Podczas konferencji konserwatystów w ub. tygodniu w Waszyngtonie była gubernator Alaski, Sarah Palin, wyraziła wątpliwości, co do autentyczności konserwatyzmu kandydata GOP-u na prezydenta, Mitta Romney. Z identycznym zarzutem wystąpiła w programie Fox News.
Od tego czasu Romney broni się przedstawiając listę konserwatywnych poglądów i posunięć. "Nie mam pewności, co Sarah Palin ma na myśli. Jestem przeciwnikiem aborcji i zwolennikiem tradycyjnych małżeństw, wierzę w II poprawkę do Konstytucji.

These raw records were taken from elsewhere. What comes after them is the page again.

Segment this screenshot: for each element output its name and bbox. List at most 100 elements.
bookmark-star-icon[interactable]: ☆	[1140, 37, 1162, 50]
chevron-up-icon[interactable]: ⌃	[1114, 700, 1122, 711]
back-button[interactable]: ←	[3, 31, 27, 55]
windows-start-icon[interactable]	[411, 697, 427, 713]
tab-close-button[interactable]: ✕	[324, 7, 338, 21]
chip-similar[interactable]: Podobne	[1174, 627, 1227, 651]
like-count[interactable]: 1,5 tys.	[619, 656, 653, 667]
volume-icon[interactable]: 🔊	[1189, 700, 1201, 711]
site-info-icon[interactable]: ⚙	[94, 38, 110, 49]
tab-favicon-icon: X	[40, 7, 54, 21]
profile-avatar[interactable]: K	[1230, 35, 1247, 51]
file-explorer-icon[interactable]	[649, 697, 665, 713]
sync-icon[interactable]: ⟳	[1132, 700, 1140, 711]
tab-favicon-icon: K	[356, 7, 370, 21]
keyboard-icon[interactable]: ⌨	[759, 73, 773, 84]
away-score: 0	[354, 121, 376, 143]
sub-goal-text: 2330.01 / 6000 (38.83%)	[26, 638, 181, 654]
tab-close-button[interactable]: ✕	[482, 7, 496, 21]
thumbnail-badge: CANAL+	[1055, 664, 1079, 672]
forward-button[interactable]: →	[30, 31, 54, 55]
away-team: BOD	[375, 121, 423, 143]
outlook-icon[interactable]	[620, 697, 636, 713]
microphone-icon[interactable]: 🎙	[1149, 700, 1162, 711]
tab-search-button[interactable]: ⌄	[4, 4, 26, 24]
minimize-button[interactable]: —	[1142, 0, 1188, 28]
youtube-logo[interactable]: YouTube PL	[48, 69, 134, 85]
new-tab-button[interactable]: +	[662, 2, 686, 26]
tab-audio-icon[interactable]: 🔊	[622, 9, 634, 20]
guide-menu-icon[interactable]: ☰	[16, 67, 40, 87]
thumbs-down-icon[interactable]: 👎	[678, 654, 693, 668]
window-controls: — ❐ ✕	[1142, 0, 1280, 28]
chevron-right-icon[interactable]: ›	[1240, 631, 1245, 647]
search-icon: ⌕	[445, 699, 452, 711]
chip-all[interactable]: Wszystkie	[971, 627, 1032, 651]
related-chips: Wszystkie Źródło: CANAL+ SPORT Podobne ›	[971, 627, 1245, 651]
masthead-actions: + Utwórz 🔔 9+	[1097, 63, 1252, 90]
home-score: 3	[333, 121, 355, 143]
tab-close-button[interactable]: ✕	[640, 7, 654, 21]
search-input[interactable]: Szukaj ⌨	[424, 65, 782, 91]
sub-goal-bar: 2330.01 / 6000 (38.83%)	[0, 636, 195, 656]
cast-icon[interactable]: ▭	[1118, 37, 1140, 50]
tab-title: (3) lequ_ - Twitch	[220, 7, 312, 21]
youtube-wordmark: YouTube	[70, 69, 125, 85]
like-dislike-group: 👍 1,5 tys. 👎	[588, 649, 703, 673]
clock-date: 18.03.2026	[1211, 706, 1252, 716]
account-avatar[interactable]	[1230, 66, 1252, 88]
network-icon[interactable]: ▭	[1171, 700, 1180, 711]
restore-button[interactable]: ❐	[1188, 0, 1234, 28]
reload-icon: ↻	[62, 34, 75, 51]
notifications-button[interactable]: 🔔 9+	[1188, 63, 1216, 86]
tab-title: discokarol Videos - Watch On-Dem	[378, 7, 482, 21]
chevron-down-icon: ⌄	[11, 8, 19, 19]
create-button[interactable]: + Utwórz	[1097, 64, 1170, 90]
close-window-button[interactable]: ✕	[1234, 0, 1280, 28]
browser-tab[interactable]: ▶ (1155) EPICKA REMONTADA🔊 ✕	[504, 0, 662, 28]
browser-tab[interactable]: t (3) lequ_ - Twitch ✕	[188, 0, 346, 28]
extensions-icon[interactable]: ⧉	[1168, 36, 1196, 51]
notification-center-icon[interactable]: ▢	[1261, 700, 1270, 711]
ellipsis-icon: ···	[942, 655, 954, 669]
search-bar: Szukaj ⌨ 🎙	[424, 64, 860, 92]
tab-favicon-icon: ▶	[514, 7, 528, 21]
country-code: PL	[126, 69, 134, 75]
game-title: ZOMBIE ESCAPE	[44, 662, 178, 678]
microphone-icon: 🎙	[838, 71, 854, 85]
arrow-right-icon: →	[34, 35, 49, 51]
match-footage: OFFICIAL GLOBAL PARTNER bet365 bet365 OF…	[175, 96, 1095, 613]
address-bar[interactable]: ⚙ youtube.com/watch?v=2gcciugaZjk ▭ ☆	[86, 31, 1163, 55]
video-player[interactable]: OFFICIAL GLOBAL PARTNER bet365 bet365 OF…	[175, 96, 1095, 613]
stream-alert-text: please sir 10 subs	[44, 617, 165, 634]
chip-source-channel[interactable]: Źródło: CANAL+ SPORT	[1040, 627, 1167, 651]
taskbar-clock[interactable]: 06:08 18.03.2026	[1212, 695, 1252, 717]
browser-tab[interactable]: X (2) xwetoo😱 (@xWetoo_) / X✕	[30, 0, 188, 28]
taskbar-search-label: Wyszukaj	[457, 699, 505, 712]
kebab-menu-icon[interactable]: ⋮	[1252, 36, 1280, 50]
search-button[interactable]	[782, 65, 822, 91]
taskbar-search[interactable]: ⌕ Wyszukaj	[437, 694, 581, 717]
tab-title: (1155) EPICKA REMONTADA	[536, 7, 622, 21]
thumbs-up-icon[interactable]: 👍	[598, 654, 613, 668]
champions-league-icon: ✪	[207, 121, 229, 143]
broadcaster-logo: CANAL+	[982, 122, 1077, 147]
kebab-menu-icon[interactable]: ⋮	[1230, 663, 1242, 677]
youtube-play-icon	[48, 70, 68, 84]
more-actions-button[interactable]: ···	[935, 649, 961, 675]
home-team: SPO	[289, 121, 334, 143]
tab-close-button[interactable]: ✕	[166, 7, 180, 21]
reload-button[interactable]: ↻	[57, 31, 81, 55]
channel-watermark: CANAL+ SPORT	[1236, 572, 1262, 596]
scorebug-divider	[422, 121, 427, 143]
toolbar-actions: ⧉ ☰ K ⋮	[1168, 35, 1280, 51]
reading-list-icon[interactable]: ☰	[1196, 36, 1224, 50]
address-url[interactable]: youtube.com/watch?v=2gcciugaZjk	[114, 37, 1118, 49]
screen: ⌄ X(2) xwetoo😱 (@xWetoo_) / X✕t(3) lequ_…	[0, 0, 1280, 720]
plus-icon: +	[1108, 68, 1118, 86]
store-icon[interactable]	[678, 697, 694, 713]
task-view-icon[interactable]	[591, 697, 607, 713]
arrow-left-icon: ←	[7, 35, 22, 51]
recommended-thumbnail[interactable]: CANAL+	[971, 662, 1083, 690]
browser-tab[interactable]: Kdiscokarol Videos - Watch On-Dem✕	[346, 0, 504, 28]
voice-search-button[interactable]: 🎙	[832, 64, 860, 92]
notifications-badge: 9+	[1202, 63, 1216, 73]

Jako gubernator Massachusetts każdego roku bilansowałem stanowy budżet, ustanowiłem fundusz na czarne dni w wysokości 2 miliardów dolarów i 19 razy przeprowadziłem cięcia podatków".
Rywale Romneya przedstawiają go jako umiarkowanego republikanina, czasami nawet liberała, niezdolnego do nawiązania bliższych kontaktów i zrozumienia konserwatywnej bazy GOP-u.
Romney coraz częściej czuje się zobowiązany do tłumaczenia swojej postawy. "Sądzę, że im człowiek dłużej żyje, tym bardziej jest konserwatywny. W świecie biznesu musisz być konserwatystą. Jeśli nie zbilansujesz budżetu, to wypadasz z biznesu".
Palin nie poparła niczyjej kandydatury, choć kilkakrotnie wskazywała na Newta Gingricha jako "prawdziwego konserwatystę".